The costume archives at the Victoria and Albert Museum have been good to Vivienne Westwood in the past, so the news that the designer and her husband, Andreas Kronthaler, had been poking around again at the V&A sparked a shiver of anticipation for her Fall collection. Westwood's ability to turn history into provocative, influential fashion statements has always been one of her strongest suits.

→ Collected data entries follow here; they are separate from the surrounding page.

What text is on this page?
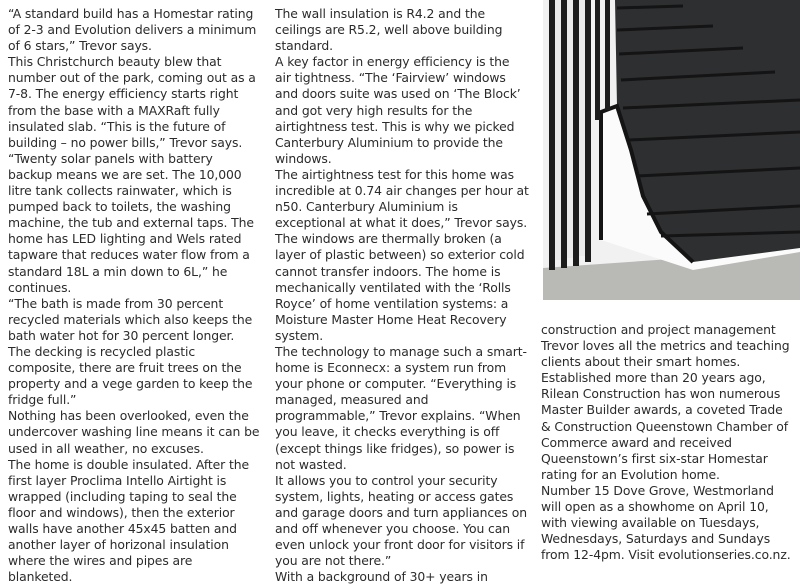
“A standard build has a Homestar rating of 2-3 and Evolution delivers a minimum of 6 stars,” Trevor says.

This Christchurch beauty blew that number out of the park, coming out as a 7-8. The energy efficiency starts right from the base with a MAXRaft fully insulated slab. “This is the future of building – no power bills,” Trevor says. “Twenty solar panels with battery backup means we are set. The 10,000 litre tank collects rainwater, which is pumped back to toilets, the washing machine, the tub and external taps. The home has LED lighting and Wels rated tapware that reduces water flow from a standard 18L a min down to 6L,” he continues.

“The bath is made from 30 percent recycled materials which also keeps the bath water hot for 30 percent longer. The decking is recycled plastic composite, there are fruit trees on the property and a vege garden to keep the fridge full.”

Nothing has been overlooked, even the undercover washing line means it can be used in all weather, no excuses.

The home is double insulated. After the first layer Proclima Intello Airtight is wrapped (including taping to seal the floor and windows), then the exterior walls have another 45x45 batten and another layer of horizonal insulation where the wires and pipes are blanketed.

The wall insulation is R4.2 and the ceilings are R5.2, well above building standard.

A key factor in energy efficiency is the air tightness. “The ‘Fairview’ windows and doors suite was used on ‘The Block’ and got very high results for the airtightness test. This is why we picked Canterbury Aluminium to provide the windows.

The airtightness test for this home was incredible at 0.74 air changes per hour at n50. Canterbury Aluminium is exceptional at what it does,” Trevor says.

The windows are thermally broken (a layer of plastic between) so exterior cold cannot transfer indoors. The home is mechanically ventilated with the ‘Rolls Royce’ of home ventilation systems: a Moisture Master Home Heat Recovery system.

The technology to manage such a smart-home is Econnecx: a system run from your phone or computer. “Everything is managed, measured and programmable,” Trevor explains. “When you leave, it checks everything is off (except things like fridges), so power is not wasted.

It allows you to control your security system, lights, heating or access gates and garage doors and turn appliances on and off whenever you choose. You can even unlock your front door for visitors if you are not there.”

With a background of 30+ years in

construction and project management Trevor loves all the metrics and teaching clients about their smart homes.

Established more than 20 years ago, Rilean Construction has won numerous Master Builder awards, a coveted Trade & Construction Queenstown Chamber of Commerce award and received Queenstown’s first six-star Homestar rating for an Evolution home.

Number 15 Dove Grove, Westmorland will open as a showhome on April 10, with viewing available on Tuesdays, Wednesdays, Saturdays and Sundays from 12-4pm. Visit evolutionseries.co.nz.
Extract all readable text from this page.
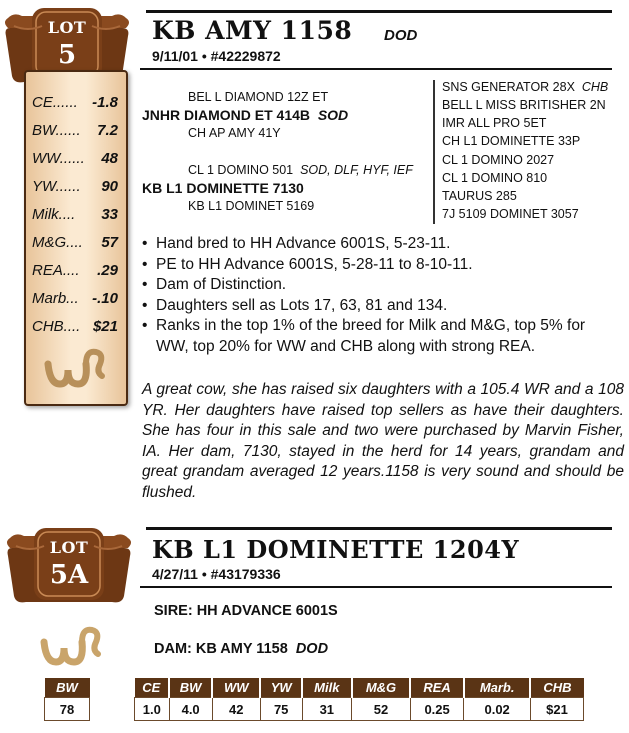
LOT
5
KB AMY 1158 DOD
9/11/01 • #42229872
CE...... -1.8
BW...... 7.2
WW...... 48
YW...... 90
Milk.... 33
M&G.... 57
REA.... .29
Marb... -.10
CHB.... $21
BEL L DIAMOND 12Z ET
JNHR DIAMOND ET 414B SOD
CH AP AMY 41Y
CL 1 DOMINO 501 SOD, DLF, HYF, IEF
KB L1 DOMINETTE 7130
KB L1 DOMINET 5169
SNS GENERATOR 28X CHB
BELL L MISS BRITISHER 2N
IMR ALL PRO 5ET
CH L1 DOMINETTE 33P
CL 1 DOMINO 2027
CL 1 DOMINO 810
TAURUS 285
7J 5109 DOMINET 3057
•  Hand bred to HH Advance 6001S, 5-23-11.
•  PE to HH Advance 6001S, 5-28-11 to 8-10-11.
•  Dam of Distinction.
•  Daughters sell as Lots 17, 63, 81 and 134.
•  Ranks in the top 1% of the breed for Milk and M&G, top 5% for WW, top 20% for WW and CHB along with strong REA.
A great cow, she has raised six daughters with a 105.4 WR and a 108 YR. Her daughters have raised top sellers as have their daughters. She has four in this sale and two were purchased by Marvin Fisher, IA. Her dam, 7130, stayed in the herd for 14 years, grandam and great grandam averaged 12 years.1158 is very sound and should be flushed.
LOT
5A
KB L1 DOMINETTE 1204Y
4/27/11 • #43179336
SIRE: HH ADVANCE 6001S
DAM: KB AMY 1158 DOD
BW
78
CE	BW	WW	YW	Milk	M&G	REA	Marb.	CHB
1.0	4.0	42	75	31	52	0.25	0.02	$21
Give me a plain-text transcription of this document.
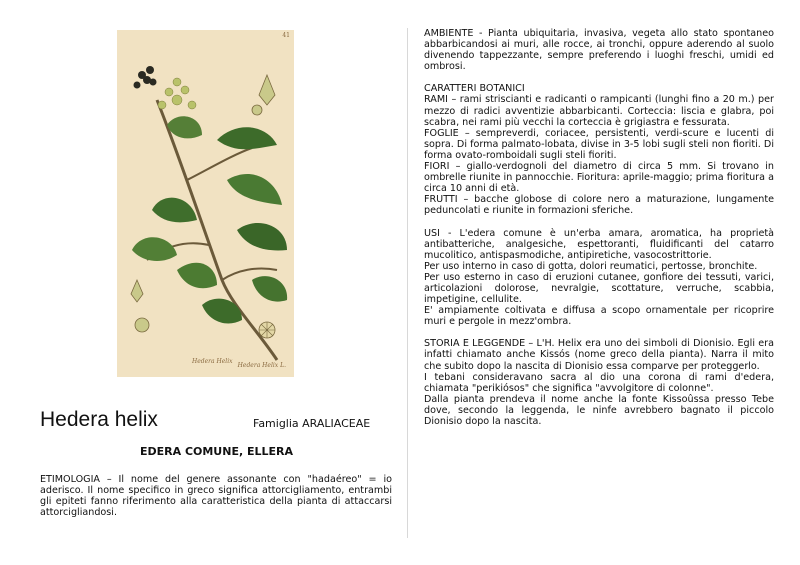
41
Hedera Helix
Hedera Helix L.
Hedera helix	Famiglia ARALIACEAE
EDERA COMUNE, ELLERA
ETIMOLOGIA – Il nome del genere assonante con "hadaéreo" = io aderisco. Il nome specifico in greco significa attorcigliamento, entrambi gli epiteti fanno riferimento alla caratteristica della pianta di attaccarsi attorcigliandosi.

AMBIENTE - Pianta ubiquitaria, invasiva, vegeta allo stato spontaneo abbarbicandosi ai muri, alle rocce, ai tronchi, oppure aderendo al suolo divenendo tappezzante, sempre preferendo i luoghi freschi, umidi ed ombrosi.

CARATTERI BOTANICI

RAMI – rami striscianti e radicanti o rampicanti (lunghi fino a 20 m.) per mezzo di radici avventizie abbarbicanti. Corteccia: liscia e glabra, poi scabra, nei rami più vecchi la corteccia è grigiastra e fessurata.

FOGLIE – sempreverdi, coriacee, persistenti, verdi-scure e lucenti di sopra. Di forma palmato-lobata, divise in 3-5 lobi sugli steli non fioriti. Di forma ovato-romboidali sugli steli fioriti.

FIORI – giallo-verdognoli del diametro di circa 5 mm. Si trovano in ombrelle riunite in pannocchie. Fioritura: aprile-maggio; prima fioritura a circa 10 anni di età.

FRUTTI – bacche globose di colore nero a maturazione, lungamente peduncolati e riunite in formazioni sferiche.

USI - L'edera comune è un'erba amara, aromatica, ha proprietà antibatteriche, analgesiche, espettoranti, fluidificanti del catarro mucolitico, antispasmodiche, antipiretiche, vasocostrittorie.

Per uso interno in caso di gotta, dolori reumatici, pertosse, bronchite.

Per uso esterno in caso di eruzioni cutanee, gonfiore dei tessuti, varici, articolazioni dolorose, nevralgie, scottature, verruche, scabbia, impetigine, cellulite.

E' ampiamente coltivata e diffusa a scopo ornamentale per ricoprire muri e pergole in mezz'ombra.

STORIA E LEGGENDE – L'H. Helix era uno dei simboli di Dionisio. Egli era infatti chiamato anche Kissós (nome greco della pianta). Narra il mito che subito dopo la nascita di Dionisio essa comparve per proteggerlo.

I tebani consideravano sacra al dio una corona di rami d'edera, chiamata "perikiósos" che significa "avvolgitore di colonne".

Dalla pianta prendeva il nome anche la fonte Kissoûssa presso Tebe dove, secondo la leggenda, le ninfe avrebbero bagnato il piccolo Dionisio dopo la nascita.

In this case, history meant the mid-nineteenth-century work of Charles Frederick Worth, the first couturier. But Westwood's interpretation was, to put it mildly, free. The first look echoed high-necked, full-sleeved Victoriana, and there were tailcoats, leg-of-mutton sleeves, and for the finale, a classic Worth silhouette of sweeping, full-skirted tulle (though Worth's clients would never have bared their breasts quite so brazenly). But if this was the fruit of the museum research, it was all mixed up with Westwood's other passions. Viv the environmental activist made her presence felt with anti-fracking messages printed on crop tops. Viv the anthropologist has been in the Andes with Andreas, so there was a hint of Peru in there somewhere. Viv the champion of social change designed her own military gear in which to fight the good fight. And Viv the sensualist whisked up some of her signature déshabillé dresses, slithering off shoulders, wrapping around hips.
When she took her bow at show's end, Westwood was frail but fierce in a shamanic robe. Andreas, supportively holding her hand, looked like a disciple. It was a poignantly appropriate image on which to leave.